Appreciating DG Jain for his perseverance, the RID added that as his $2 million TRF target came from “not Delhi or Mumbai”, but a region that is semi-rural, “it has stunned many Rotarians in India.” He added that the next 52 weeks will be transformational for the presidents, and urged them to make the best use of this opportunity. “Listen, learn and polish your skills. You should be recognised within your community as a good leader.”

Applause filled the room as RIPE Rassin greeted the presidents with a “Vanakkam.” He asked them to be enthusiastic “as enthusiasm is contagious and your members will want to do more.” In the first year of the newly formed district “you want to give the foundation $4 million. That is audacious but, achievable. We have to be audacious. Good luck to you.”

Rassin asked the assembled Rotarians to reflect on why Rotarians were leaving Rotary, and if “we are doing something wrong”. The same question should apply to less than five percent Rotaractors joining Rotary. Explaining the need to bring in “active and vibrant Rotaractors,” he said, “these young professionals are the future of Rotary and if we are calling ourselves ­leaders then we should step up and ensure these Rotaractors are comfortable joining Rotary. I am glad your district plans to start 100 Rotaract clubs.”

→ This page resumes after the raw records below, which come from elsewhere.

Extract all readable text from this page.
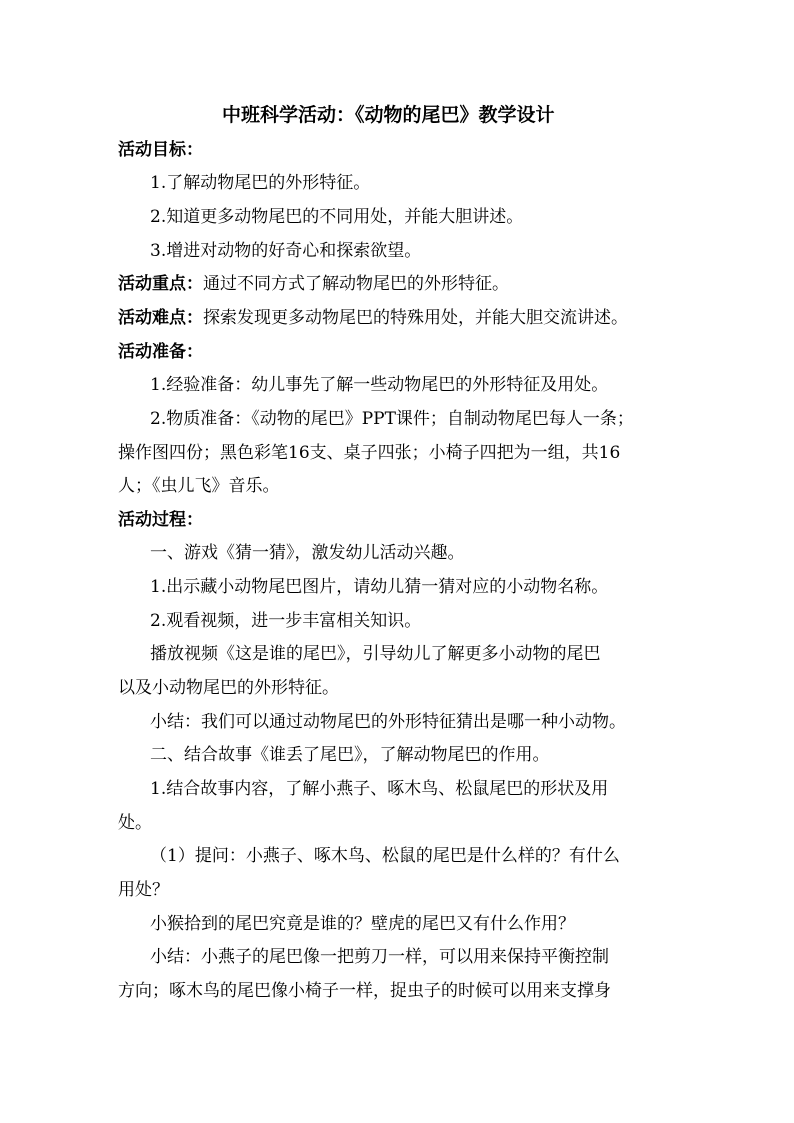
中班科学活动：《动物的尾巴》教学设计
活动目标：
1.了解动物尾巴的外形特征。
2.知道更多动物尾巴的不同用处，并能大胆讲述。
3.增进对动物的好奇心和探索欲望。
活动重点：通过不同方式了解动物尾巴的外形特征。
活动难点：探索发现更多动物尾巴的特殊用处，并能大胆交流讲述。
活动准备：
1.经验准备：幼儿事先了解一些动物尾巴的外形特征及用处。
2.物质准备：《动物的尾巴》PPT课件；自制动物尾巴每人一条；
操作图四份；黑色彩笔16支、桌子四张；小椅子四把为一组，共16
人；《虫儿飞》音乐。
活动过程：
一、游戏《猜一猜》，激发幼儿活动兴趣。
1.出示藏小动物尾巴图片，请幼儿猜一猜对应的小动物名称。
2.观看视频，进一步丰富相关知识。
播放视频《这是谁的尾巴》，引导幼儿了解更多小动物的尾巴
以及小动物尾巴的外形特征。
小结：我们可以通过动物尾巴的外形特征猜出是哪一种小动物。
二、结合故事《谁丢了尾巴》，了解动物尾巴的作用。
1.结合故事内容，了解小燕子、啄木鸟、松鼠尾巴的形状及用
处。
（1）提问：小燕子、啄木鸟、松鼠的尾巴是什么样的？有什么
用处？
小猴拾到的尾巴究竟是谁的？壁虎的尾巴又有什么作用？
小结：小燕子的尾巴像一把剪刀一样，可以用来保持平衡控制
方向；啄木鸟的尾巴像小椅子一样，捉虫子的时候可以用来支撑身
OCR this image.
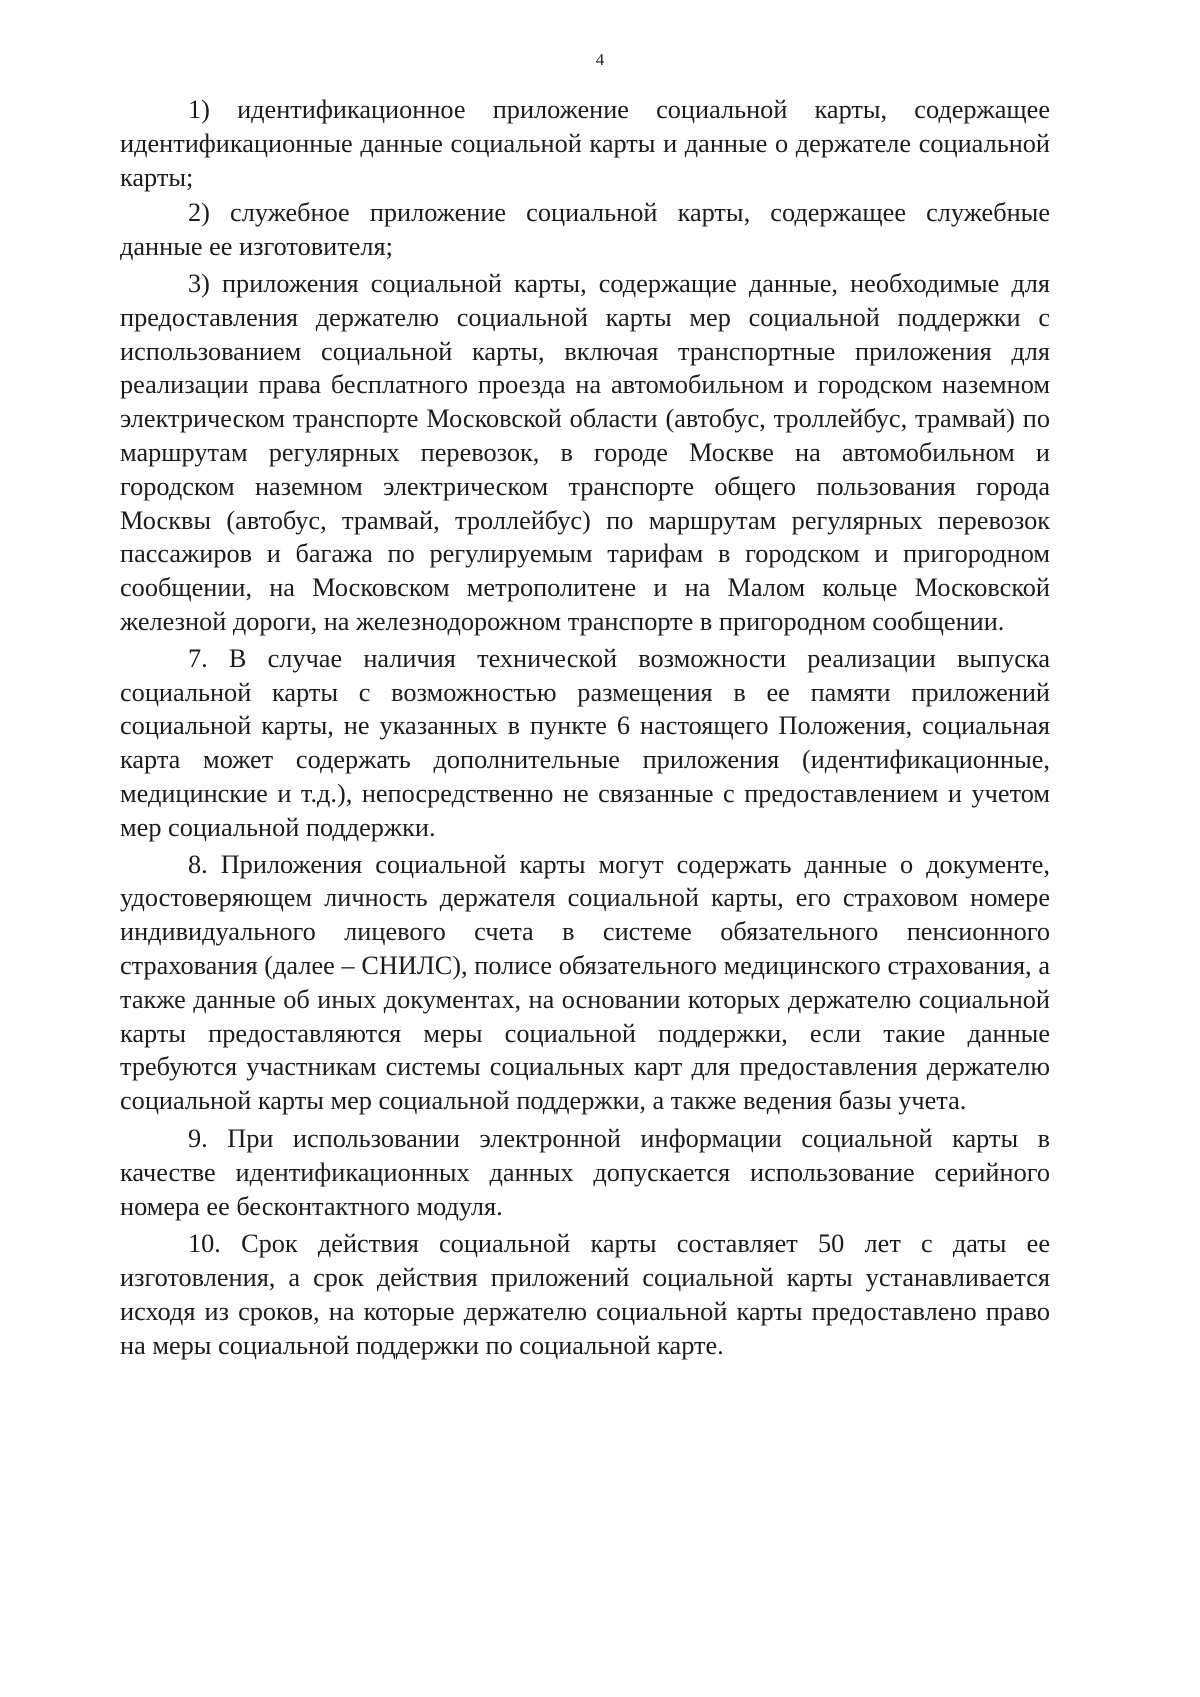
4

1) идентификационное приложение социальной карты, содержащее идентификационные данные социальной карты и данные о держателе социальной карты;

2) служебное приложение социальной карты, содержащее служебные данные ее изготовителя;

3) приложения социальной карты, содержащие данные, необходимые для предоставления держателю социальной карты мер социальной поддержки с использованием социальной карты, включая транспортные приложения для реализации права бесплатного проезда на автомобильном и городском наземном электрическом транспорте Московской области (автобус, троллейбус, трамвай) по маршрутам регулярных перевозок, в городе Москве на автомобильном и городском наземном электрическом транспорте общего пользования города Москвы (автобус, трамвай, троллейбус) по маршрутам регулярных перевозок пассажиров и багажа по регулируемым тарифам в городском и пригородном сообщении, на Московском метрополитене и на Малом кольце Московской железной дороги, на железнодорожном транспорте в пригородном сообщении.

7. В случае наличия технической возможности реализации выпуска социальной карты с возможностью размещения в ее памяти приложений социальной карты, не указанных в пункте 6 настоящего Положения, социальная карта может содержать дополнительные приложения (идентификационные, медицинские и т.д.), непосредственно не связанные с предоставлением и учетом мер социальной поддержки.

8. Приложения социальной карты могут содержать данные о документе, удостоверяющем личность держателя социальной карты, его страховом номере индивидуального лицевого счета в системе обязательного пенсионного страхования (далее – СНИЛС), полисе обязательного медицинского страхования, а также данные об иных документах, на основании которых держателю социальной карты предоставляются меры социальной поддержки, если такие данные требуются участникам системы социальных карт для предоставления держателю социальной карты мер социальной поддержки, а также ведения базы учета.

9. При использовании электронной информации социальной карты в качестве идентификационных данных допускается использование серийного номера ее бесконтактного модуля.

10. Срок действия социальной карты составляет 50 лет с даты ее изготовления, а срок действия приложений социальной карты устанавливается исходя из сроков, на которые держателю социальной карты предоставлено право на меры социальной поддержки по социальной карте.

CSR, he said, is “a great opportunity in your country, and what better partners than Rotary for Indian companies!” He urged the presidents to take advantage of this opportunity. “I wish I could take this law to every country in the world. Then we will be able to do more service than we have ever done before.”

He added that during his year he will focus on developing leadership skills in Rotarians. “Too many people across communities think of us as a lunch club. We need to change that. We have to build a strong presence on the social media and talk about the projects we are doing. We have to share pictures of the children we are helping, the schools we are building, the disabled we are assisting and not about the where and how we are meeting.”

Recalling an incident when a small boy in a school built by Rotary in Africa thanked him, the RIPE said, “The boy thanked Rotary for his classroom, toilet and water. Today I want to take this opportunity and on behalf of the children you have helped and will never meet and on behalf of those people who rely on Rotary, I thank each of you for your contribution towards creating a better world.”